It's all in your mind, mannnnn

Two Americas
01-29-2007, 01:02 PM
I don't care much about it - live and let live as far as I am concerned, and people are free to believe whatever they want to believe. I speak about it only because of the way it has so throughly infliltrated the Left - it defines liberalism now - and the political damage that is doing.

PPLE
01-29-2007, 01:55 PM
Quantum Mechanics crap...(groked up junk like Black Holes, expanding space, dark matter/energy, jets of plasma and magnetism shooting out of their fantasy Black Holes, absolute time dilation, some bizarre geometrical interpretation of "space/time")

That seems rather a fer piece from the scientific consensus.

Kid of the Black Hole
01-29-2007, 02:20 PM
Quantum Mechanics crap...(groked up junk like Black Holes, expanding space, dark matter/energy, jets of plasma and magnetism shooting out of their fantasy Black Holes, absolute time dilation, some bizarre geometrical interpretation of "space/time")

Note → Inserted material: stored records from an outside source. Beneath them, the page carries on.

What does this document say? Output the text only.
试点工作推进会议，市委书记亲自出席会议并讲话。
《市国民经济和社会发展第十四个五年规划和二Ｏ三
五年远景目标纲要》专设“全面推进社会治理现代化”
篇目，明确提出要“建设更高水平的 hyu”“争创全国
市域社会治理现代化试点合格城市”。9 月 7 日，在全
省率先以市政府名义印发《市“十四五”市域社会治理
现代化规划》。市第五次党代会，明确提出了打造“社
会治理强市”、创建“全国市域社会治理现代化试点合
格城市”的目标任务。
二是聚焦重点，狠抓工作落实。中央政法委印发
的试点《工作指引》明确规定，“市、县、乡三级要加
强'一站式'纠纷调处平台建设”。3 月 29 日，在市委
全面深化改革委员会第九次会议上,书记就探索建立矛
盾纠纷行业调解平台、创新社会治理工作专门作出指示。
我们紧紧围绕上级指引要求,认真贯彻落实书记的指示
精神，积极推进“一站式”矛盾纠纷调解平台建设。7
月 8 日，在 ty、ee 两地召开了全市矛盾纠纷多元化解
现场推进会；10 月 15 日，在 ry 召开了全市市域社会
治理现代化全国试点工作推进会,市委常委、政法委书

That seems rather a fer piece from the scientific consensus.

y'know how Anax says reads the classics, everything since then is just a crappy inferior substitute. Go back and read what Maxwell, Planck, Lorentz, Hubble, Whittaker, thought. This stuff they peddle now is bad Science Fiction and who gives a fuck what the 'consensus' is. Not long another, the Sun revolved around a flat Earth.

PPLE
01-29-2007, 02:42 PM
[quote="Kid Of The Black Hole":397nsqz7]Quantum Mechanics crap...(groked up junk like Black Holes, expanding space, dark matter/energy, jets of plasma and magnetism shooting out of their fantasy Black Holes, absolute time dilation, some bizarre geometrical interpretation of "space/time")

That seems rather a fer piece from the scientific consensus.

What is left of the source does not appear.